8.12.11

Pay plan disposition may signal Jindal strategic shift

The perfunctory approval of the Joint Governmental Affairs Committee of the latest pay plan to make it out of the State Civil Service Commission, and then its expected approval next week by that body, may signal a shift of strategy in the long campaign by the Gov. Bobby Jindal Administration to create a more efficient classified civil service.

This endorsement of the rather tepid changes, which now sends the proposal back to the SCSC for public comment and formal approval at its next meeting next week, does not now attain what Jindal has stated he wants in a new pay plan. Principally, it does not allow for pay raise levels to be tied to evaluation category (the present five being collapsed into three), nor within a level allowing agency supervisors flexibility in determining raises. The one-size-fits all current system where roughly 99 percent of rated employees fall into the top three categories and all get the same four percent raise acts more as a cost-of-living raise (an actual one not given now for over a decade) than any motivational tool or wise expenditure of taxpayers’ dollars that accurately matches compensation to productivity.

Yet the new plan, less bold that ones passed out by the SCSC previously when not all non-elected appointees had come from Jindal but he vetoed as they did not contain exactly what he wanted, looks certain to go to Jindal as he has given no indication that he will reject it.
After two failed tries and boosting his number of appointees to six of seven members, one would think if a plan even less like the one he appears to want than previous ones he rejected got proposed, some word would have come from him that it wasn’t going to fly and it would not have progressed to this stage.
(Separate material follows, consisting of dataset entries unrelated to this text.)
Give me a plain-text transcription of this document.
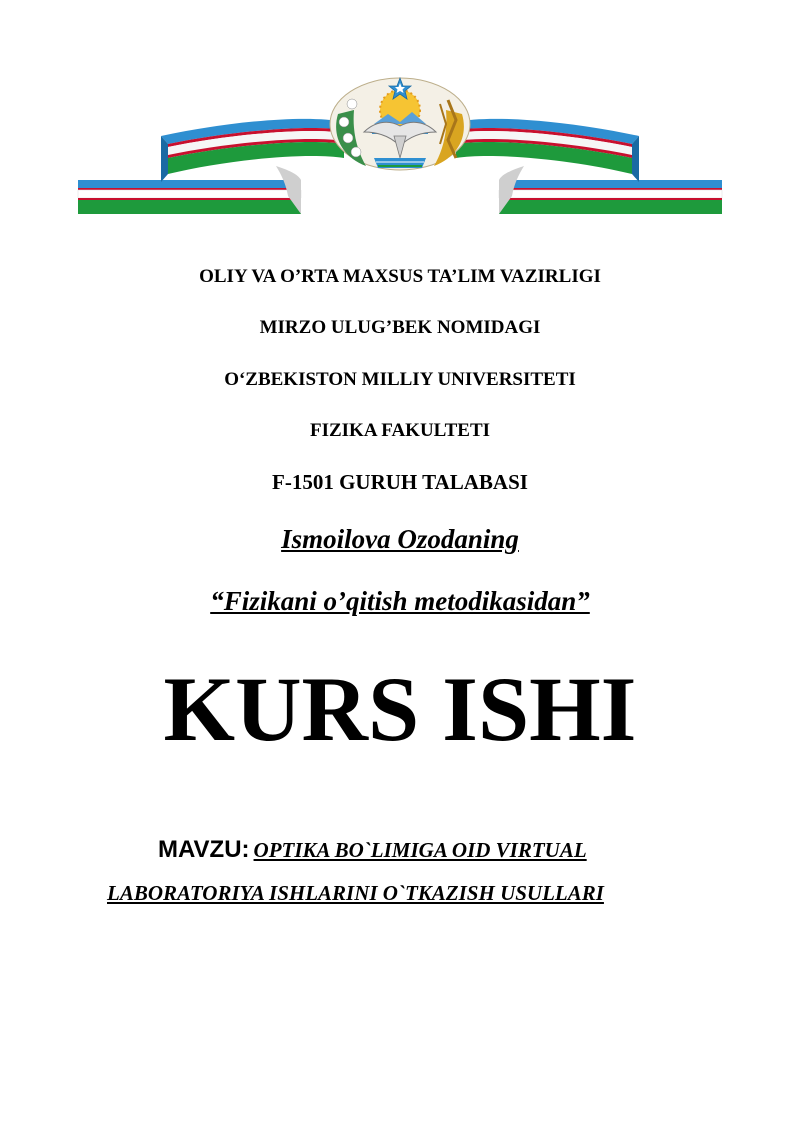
OLIY VA O’RTA MAXSUS TA’LIM VAZIRLIGI
MIRZO ULUG’BEK NOMIDAGI
O‘ZBEKISTON MILLIY UNIVERSITETI
FIZIKA FAKULTETI
F-1501 GURUH TALABASI
Ismoilova Ozodaning
“Fizikani o’qitish metodikasidan”
KURS ISHI
MAVZU: OPTIKA BO`LIMIGA OID VIRTUAL
LABORATORIYA ISHLARINI O`TKAZISH USULLARI
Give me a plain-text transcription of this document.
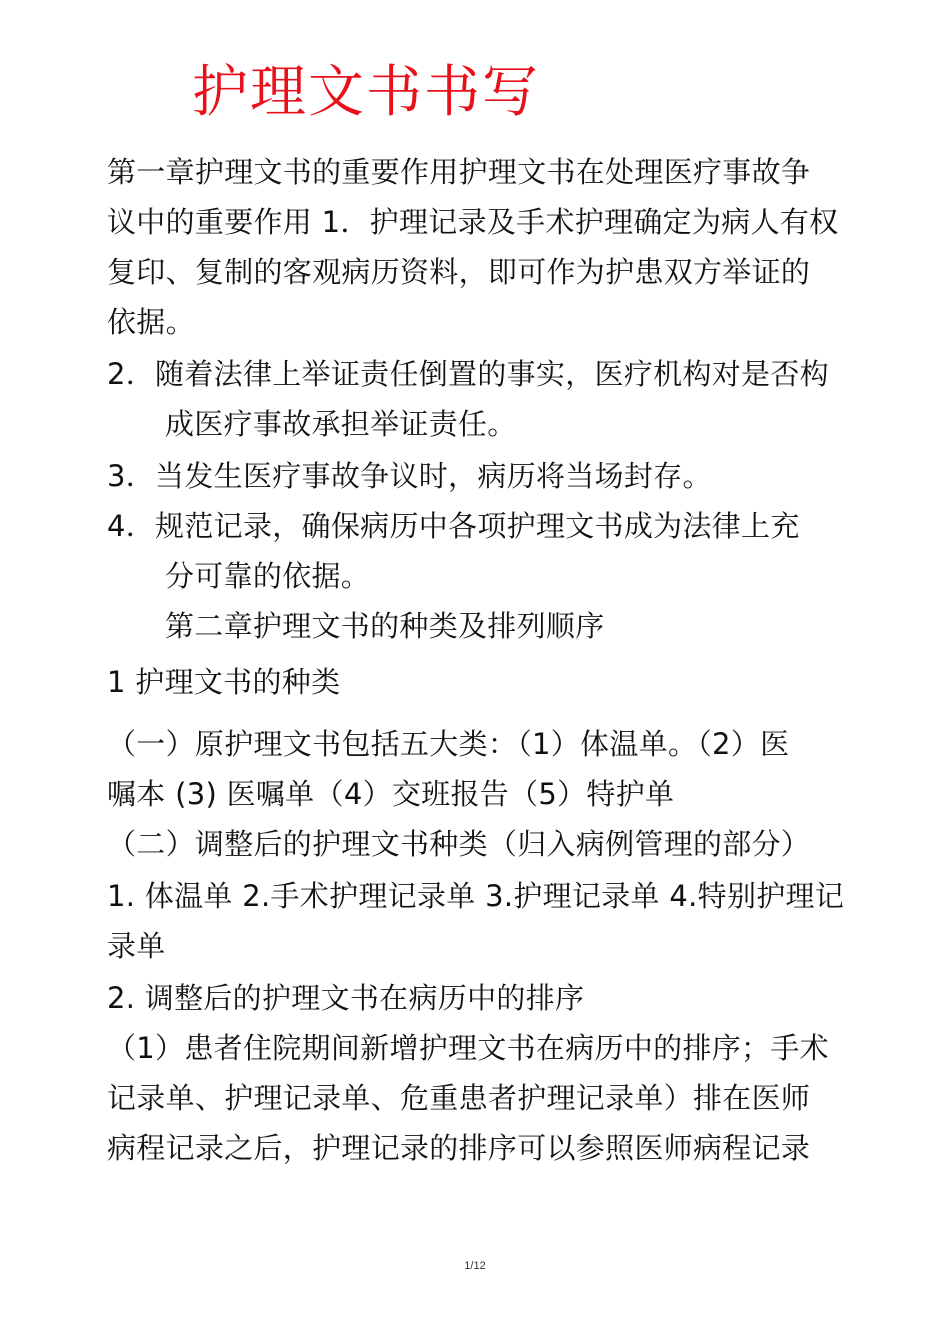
护理文书书写
第一章护理文书的重要作用护理文书在处理医疗事故争
议中的重要作用 1．护理记录及手术护理确定为病人有权
复印、复制的客观病历资料，即可作为护患双方举证的
依据。
2．随着法律上举证责任倒置的事实，医疗机构对是否构
成医疗事故承担举证责任。
3．当发生医疗事故争议时，病历将当场封存。
4．规范记录，确保病历中各项护理文书成为法律上充
分可靠的依据。
第二章护理文书的种类及排列顺序
1 护理文书的种类
（一）原护理文书包括五大类：（1）体温单。（2）医
嘱本 (3) 医嘱单（4）交班报告（5）特护单
（二）调整后的护理文书种类（归入病例管理的部分）
1. 体温单 2.手术护理记录单 3.护理记录单 4.特别护理记
录单
2. 调整后的护理文书在病历中的排序
（1）患者住院期间新增护理文书在病历中的排序；手术
记录单、护理记录单、危重患者护理记录单）排在医师
病程记录之后，护理记录的排序可以参照医师病程记录
1/12
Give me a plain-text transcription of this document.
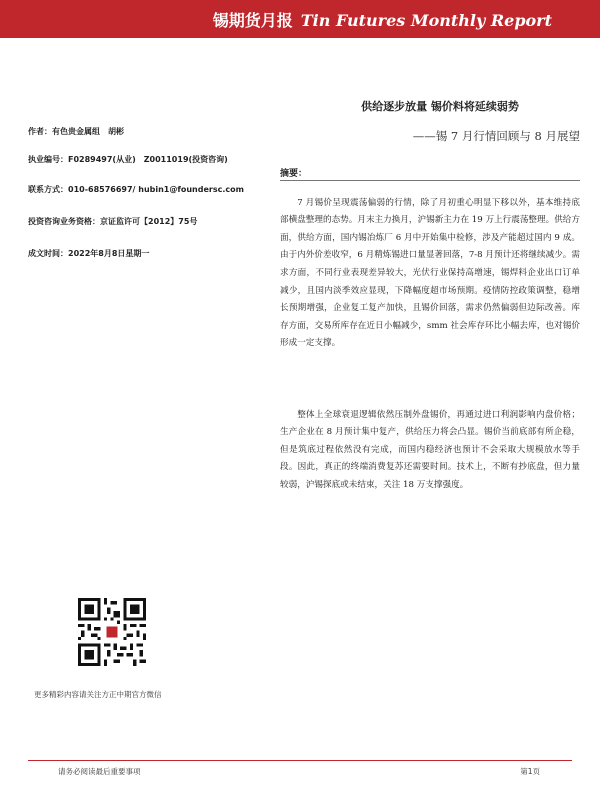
锡期货月报 Tin Futures Monthly Report
作者：有色贵金属组　胡彬
执业编号：F0289497(从业)　Z0011019(投资咨询)
联系方式：010-68576697/ hubin1@foundersc.com
投资咨询业务资格：京证监许可【2012】75号
成文时间：2022年8月8日星期一
供给逐步放量 锡价料将延续弱势
——锡 7 月行情回顾与 8 月展望
摘要：

7 月锡价呈现震荡偏弱的行情，除了月初重心明显下移以外，基本维持底部横盘整理的态势。月末主力换月，沪锡新主力在 19 万上行震荡整理。供给方面，供给方面，国内锡冶炼厂 6 月中开始集中检修，涉及产能超过国内 9 成。由于内外价差收窄，6 月精炼锡进口量显著回落，7-8 月预计还将继续减少。需求方面，不同行业表现差异较大，光伏行业保持高增速，锡焊料企业出口订单减少，且国内淡季效应显现，下降幅度超市场预期。疫情防控政策调整，稳增长预期增强，企业复工复产加快，且锡价回落，需求仍然偏弱但边际改善。库存方面，交易所库存在近日小幅减少，smm 社会库存环比小幅去库，也对锡价形成一定支撑。

整体上全球衰退逻辑依然压制外盘锡价，再通过进口利润影响内盘价格；生产企业在 8 月预计集中复产，供给压力将会凸显。锡价当前底部有所企稳，但是筑底过程依然没有完成，而国内稳经济也预计不会采取大规模放水等手段。因此，真正的终端消费复苏还需要时间。技术上，不断有抄底盘，但力量较弱，沪锡探底或未结束，关注 18 万支撑强度。

更多精彩内容请关注方正中期官方微信
请务必阅读最后重要事项	第1页
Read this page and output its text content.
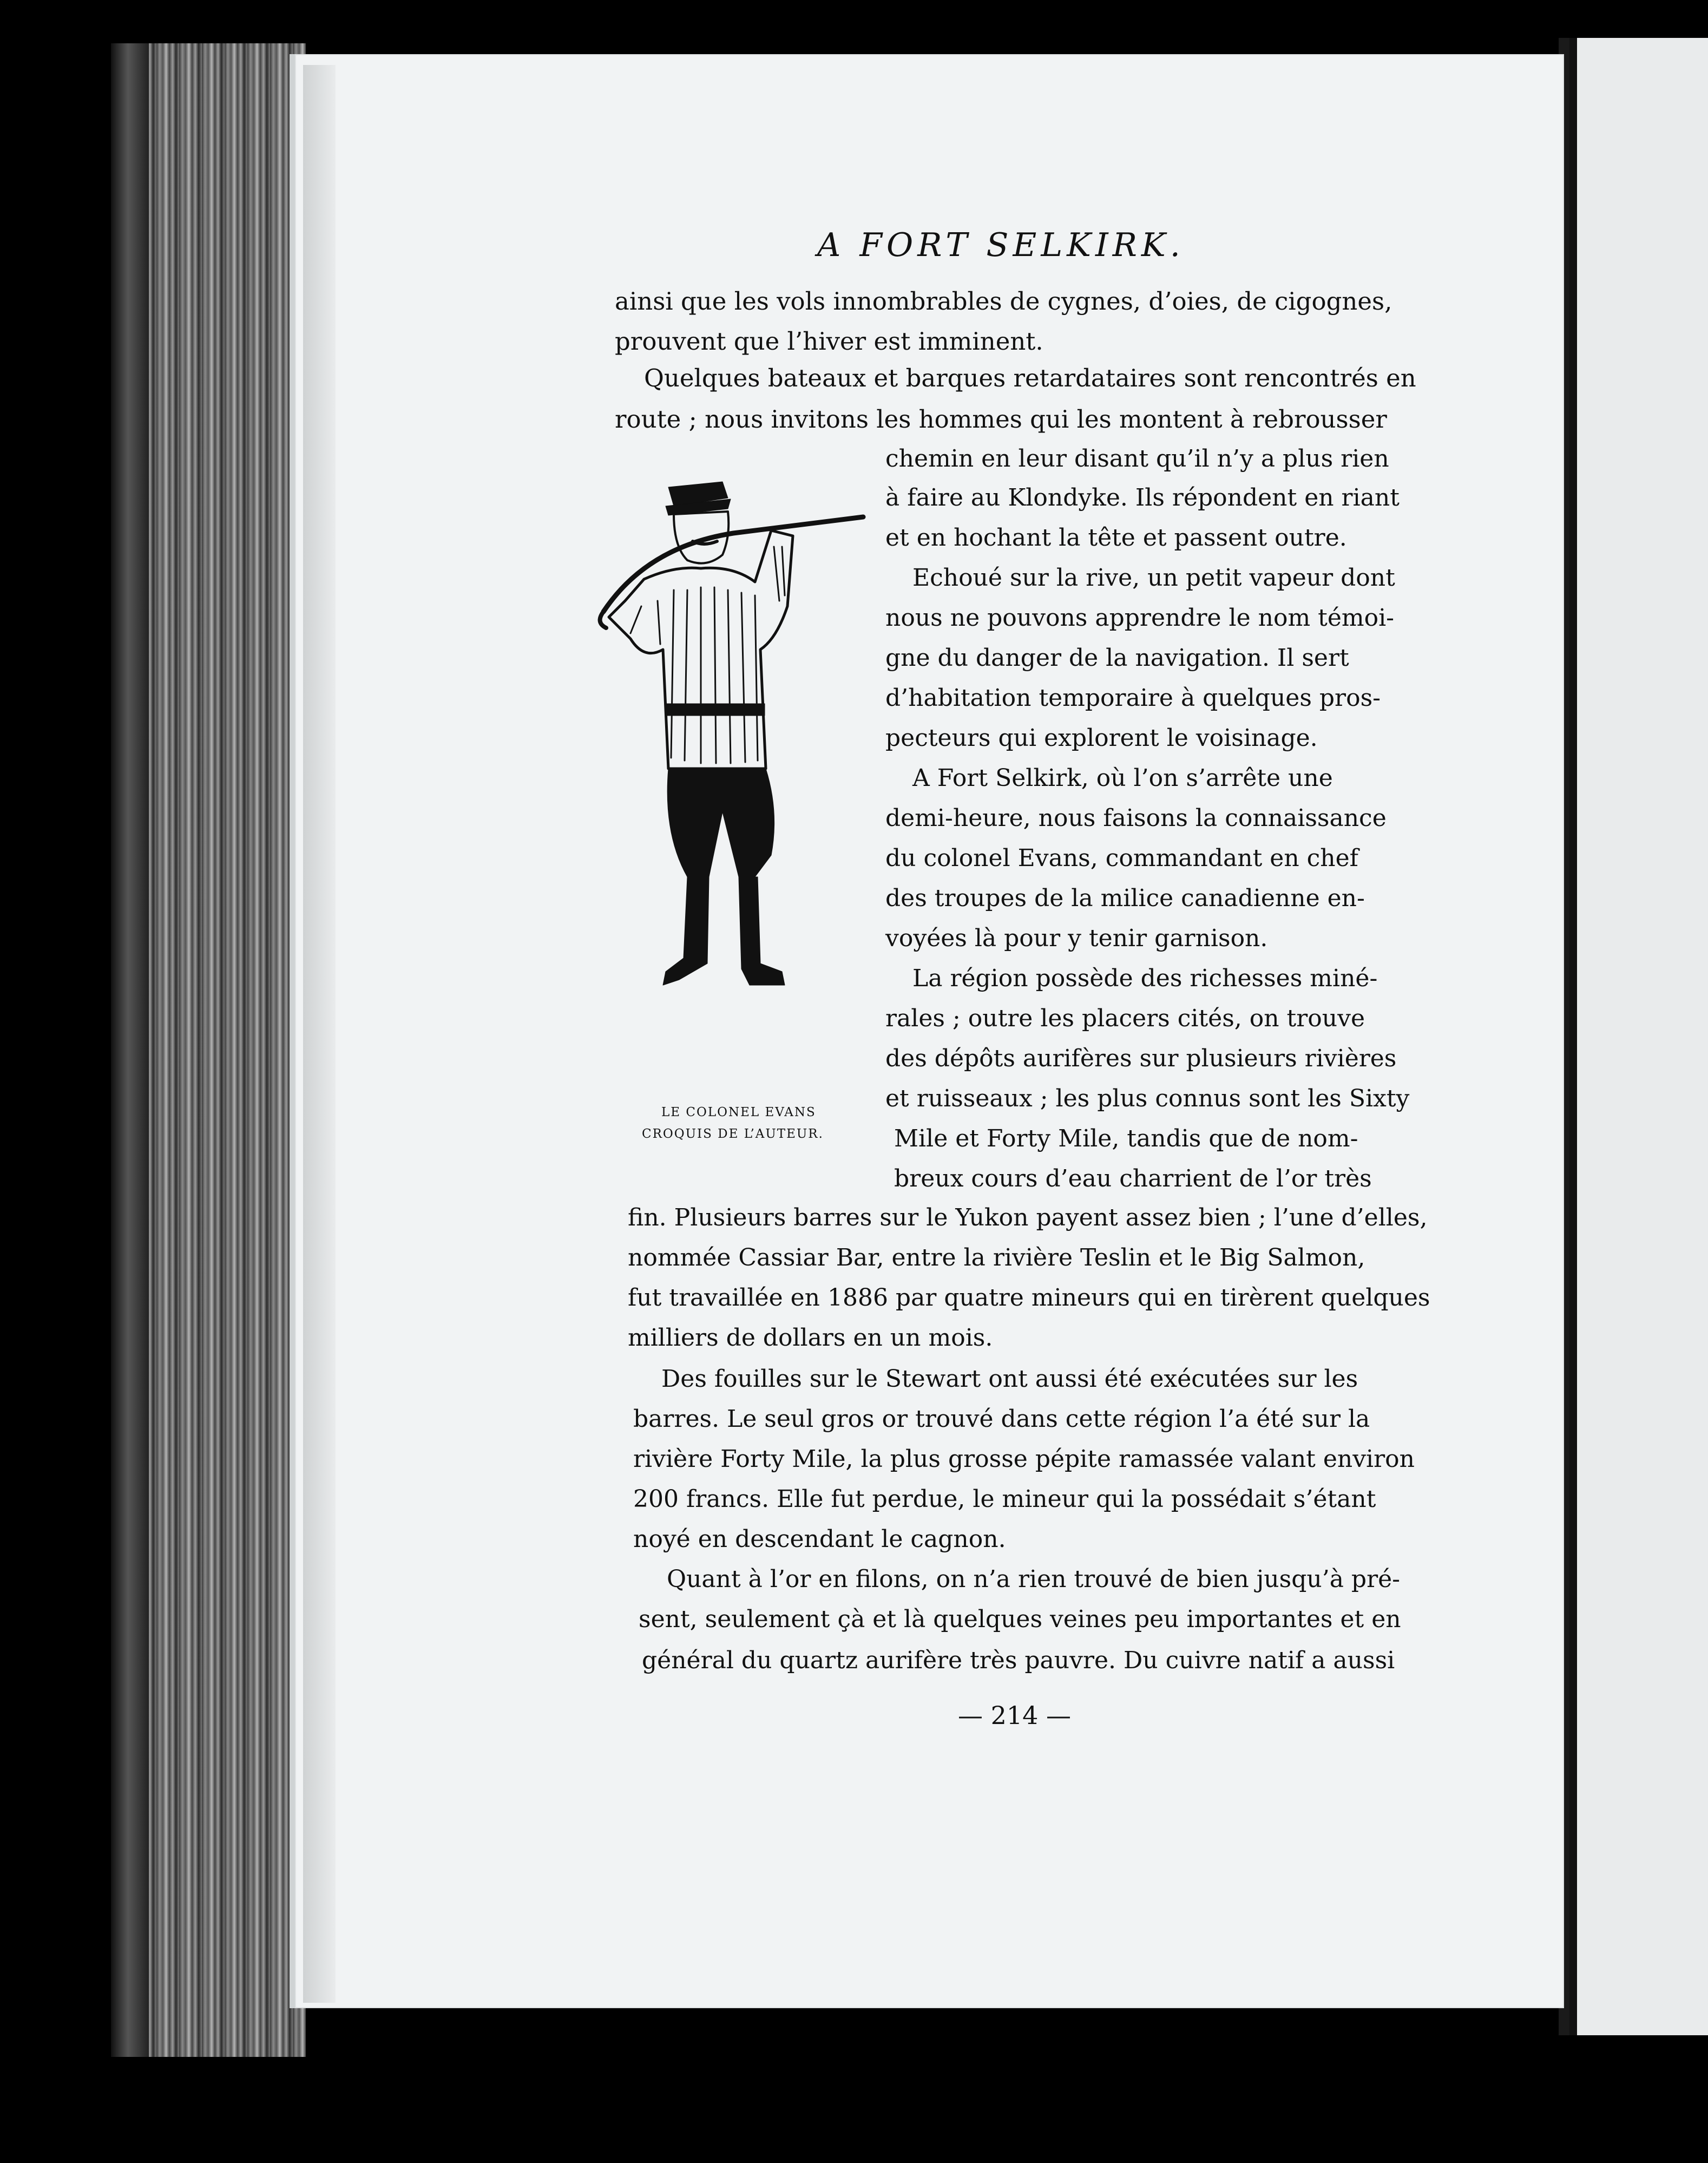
A FORT SELKIRK.
ainsi que les vols innombrables de cygnes, d’oies, de cigognes,
prouvent que l’hiver est imminent.
Quelques bateaux et barques retardataires sont rencontrés en
route ; nous invitons les hommes qui les montent à rebrousser
chemin en leur disant qu’il n’y a plus rien
à faire au Klondyke. Ils répondent en riant
et en hochant la tête et passent outre.
Echoué sur la rive, un petit vapeur dont
nous ne pouvons apprendre le nom témoi-
gne du danger de la navigation. Il sert
d’habitation temporaire à quelques pros-
pecteurs qui explorent le voisinage.
A Fort Selkirk, où l’on s’arrête une
demi-heure, nous faisons la connaissance
du colonel Evans, commandant en chef
des troupes de la milice canadienne en-
voyées là pour y tenir garnison.
La région possède des richesses miné-
rales ; outre les placers cités, on trouve
des dépôts aurifères sur plusieurs rivières
et ruisseaux ; les plus connus sont les Sixty
Mile et Forty Mile, tandis que de nom-
breux cours d’eau charrient de l’or très
LE COLONEL EVANS
CROQUIS DE L’AUTEUR.
fin. Plusieurs barres sur le Yukon payent assez bien ; l’une d’elles,
nommée Cassiar Bar, entre la rivière Teslin et le Big Salmon,
fut travaillée en 1886 par quatre mineurs qui en tirèrent quelques
milliers de dollars en un mois.
Des fouilles sur le Stewart ont aussi été exécutées sur les
barres. Le seul gros or trouvé dans cette région l’a été sur la
rivière Forty Mile, la plus grosse pépite ramassée valant environ
200 francs. Elle fut perdue, le mineur qui la possédait s’étant
noyé en descendant le cagnon.
Quant à l’or en filons, on n’a rien trouvé de bien jusqu’à pré-
sent, seulement çà et là quelques veines peu importantes et en
général du quartz aurifère très pauvre. Du cuivre natif a aussi
— 214 —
If Jindal does sign off on it, no later than the middle of January, this likely indicates a change in strategy to an incremental approach. More time would seem beneficial as the offer also contains other changes of a more procedural nature that may take time to implement. Also, the more radical past attempts attracted a flurry of employee, if spurious, complaints, so the thinking may be to get the less controversial stuff through before more substantial changes. So Jindal approval should not be construed as acquiescence to the SCSC not wishing to go as far as him, but as a process of building to his desired alterations.

If so, it appears the systemic changes wanted by Jindal will not occur before the 2013-14 fiscal year. As one current change shifts all evaluation to a fiscal year calendar, the state would wish for the 2012-13 fiscal year beginning next July to operate under the new rules before tackling anything else. That is a shame, as the state likely that year would save tens of millions of dollars through increased productivity and reduced or no raises going out to low performers. However, this probably is another Jindal strategic concession, just as his inactivity over the past couple of years in pushing home his ideal plan after the previous tries can be written off as not wishing to rile some state employees as his reelection approached.

His second term now secure, Jindal now has the opportunity to finish this job, more gradually, before he leaves office. That would leave only one more nagging issue unaddressed for the SCSC to handle – the wild inflation of evaluative standards that rates almost every state classified employee as at least competent, thus qualifying for the flat pay hike, far above the norm for private sector workers. With the ability for supervisors to give flexible increases, that would make easier dealing with the consequences of this tendency, which also wastes taxpayer resources. Hopefully, the actions in conjunction with the presently-proposed plan indicate a projection to this point.